Electric Nebraska After 43 Years: Was The Boss Hiding a Masterpiece or a Mistake?
Elektrisches Nebraska nach 43 Jahren: Hat The Boss ein Meisterwerk versteckt – oder einen Fehler?
Also entlässt Bruce Springsteen nach 43 Jahren endlich die legendären Electric-Nebraska-Sessions—passend zu seinem Biopic. Auf dem Papier wirkt es wie ein dreistes Abkassieren, ein weiterer Griff ins Archiv eines Musikriesen, der auf dem Ruhm vergangener Tage surft. Aber hier kommt die Wende: Fans betteln buchstäblich seit vor der CD-Ära darum.

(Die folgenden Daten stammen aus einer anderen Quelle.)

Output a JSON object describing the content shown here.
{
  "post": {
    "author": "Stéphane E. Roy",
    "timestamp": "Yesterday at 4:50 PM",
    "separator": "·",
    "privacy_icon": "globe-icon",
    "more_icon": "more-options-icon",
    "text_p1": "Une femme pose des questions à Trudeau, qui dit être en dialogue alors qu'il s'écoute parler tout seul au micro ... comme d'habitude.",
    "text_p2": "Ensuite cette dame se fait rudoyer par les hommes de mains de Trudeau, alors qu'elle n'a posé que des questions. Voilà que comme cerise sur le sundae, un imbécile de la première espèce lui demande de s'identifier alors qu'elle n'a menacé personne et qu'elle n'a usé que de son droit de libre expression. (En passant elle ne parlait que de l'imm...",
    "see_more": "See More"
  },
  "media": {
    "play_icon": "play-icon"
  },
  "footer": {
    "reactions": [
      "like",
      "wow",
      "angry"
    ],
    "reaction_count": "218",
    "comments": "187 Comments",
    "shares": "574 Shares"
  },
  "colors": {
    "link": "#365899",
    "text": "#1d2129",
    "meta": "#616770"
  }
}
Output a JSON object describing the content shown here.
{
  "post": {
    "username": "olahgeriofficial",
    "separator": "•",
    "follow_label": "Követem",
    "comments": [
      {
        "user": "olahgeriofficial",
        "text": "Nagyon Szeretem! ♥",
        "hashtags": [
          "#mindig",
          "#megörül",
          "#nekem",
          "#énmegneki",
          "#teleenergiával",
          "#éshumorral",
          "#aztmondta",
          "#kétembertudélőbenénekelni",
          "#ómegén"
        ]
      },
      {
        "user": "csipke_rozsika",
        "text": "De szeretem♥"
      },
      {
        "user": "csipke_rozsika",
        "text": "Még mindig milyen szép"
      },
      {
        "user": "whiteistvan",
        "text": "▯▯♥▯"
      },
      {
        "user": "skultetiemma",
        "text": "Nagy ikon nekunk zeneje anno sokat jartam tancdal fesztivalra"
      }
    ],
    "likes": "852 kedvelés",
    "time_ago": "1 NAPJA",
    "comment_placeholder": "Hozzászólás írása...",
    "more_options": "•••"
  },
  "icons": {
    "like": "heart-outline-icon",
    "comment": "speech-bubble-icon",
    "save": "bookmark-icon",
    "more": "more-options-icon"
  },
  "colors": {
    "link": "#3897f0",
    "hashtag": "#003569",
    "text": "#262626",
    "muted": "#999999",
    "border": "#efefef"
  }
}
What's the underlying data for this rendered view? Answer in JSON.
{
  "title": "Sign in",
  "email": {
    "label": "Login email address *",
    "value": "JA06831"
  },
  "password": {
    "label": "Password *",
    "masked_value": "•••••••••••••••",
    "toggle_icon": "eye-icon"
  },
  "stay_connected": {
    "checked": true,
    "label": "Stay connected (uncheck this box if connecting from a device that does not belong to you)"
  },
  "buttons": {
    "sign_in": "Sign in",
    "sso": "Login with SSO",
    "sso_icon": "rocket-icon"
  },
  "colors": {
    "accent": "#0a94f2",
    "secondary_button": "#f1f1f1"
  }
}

Die Wahrheit? Diese Sessions wurden aus gutem Grund begraben. Klar, 'Born in the U.S.A.' mit der E Street Band knurrt vor Wut statt mit Reagan-Ära-Synth-Glanz – faszinierend. Doch insgesamt verschwindet die rohe, gequälte Seele des originalen Nebraska unter E-Gitarren und Max Weinbergs zurückhaltendem Schlagzeug. Springsteen lag nicht falsch. Manchmal zeigt Genie sich darin, zu wissen, was nicht veröffentlicht werden sollte.
Als jemand, der jeden verfügbaren Springsteen-Bootleg besitzt, sage ich: Danke, Columbia, dass ihr uns das endlich gebt. Ja, es ist roh. Ja, es hat Fehler. Aber es ist Geschichte. Und Geschichte ist nicht immer hübsch.
Unvollendete Kunst veröffentlichen, nur weil Fans sie wollen? Das ist ein gefährlicher Präzedenzfall. Stell dir vor, Dylans Basement Tapes blieben genau so – ohne Bearbeitung, ohne Kontext. Manchmal sollte der kreative Prozess privat bleiben.
Aber die Basement Tapes wurden veröffentlicht – und wir sind dadurch bereichert. Manche Kunst gehört der Welt, sobald sie geschaffen ist, auch wenn der Künstler anderer Meinung ist.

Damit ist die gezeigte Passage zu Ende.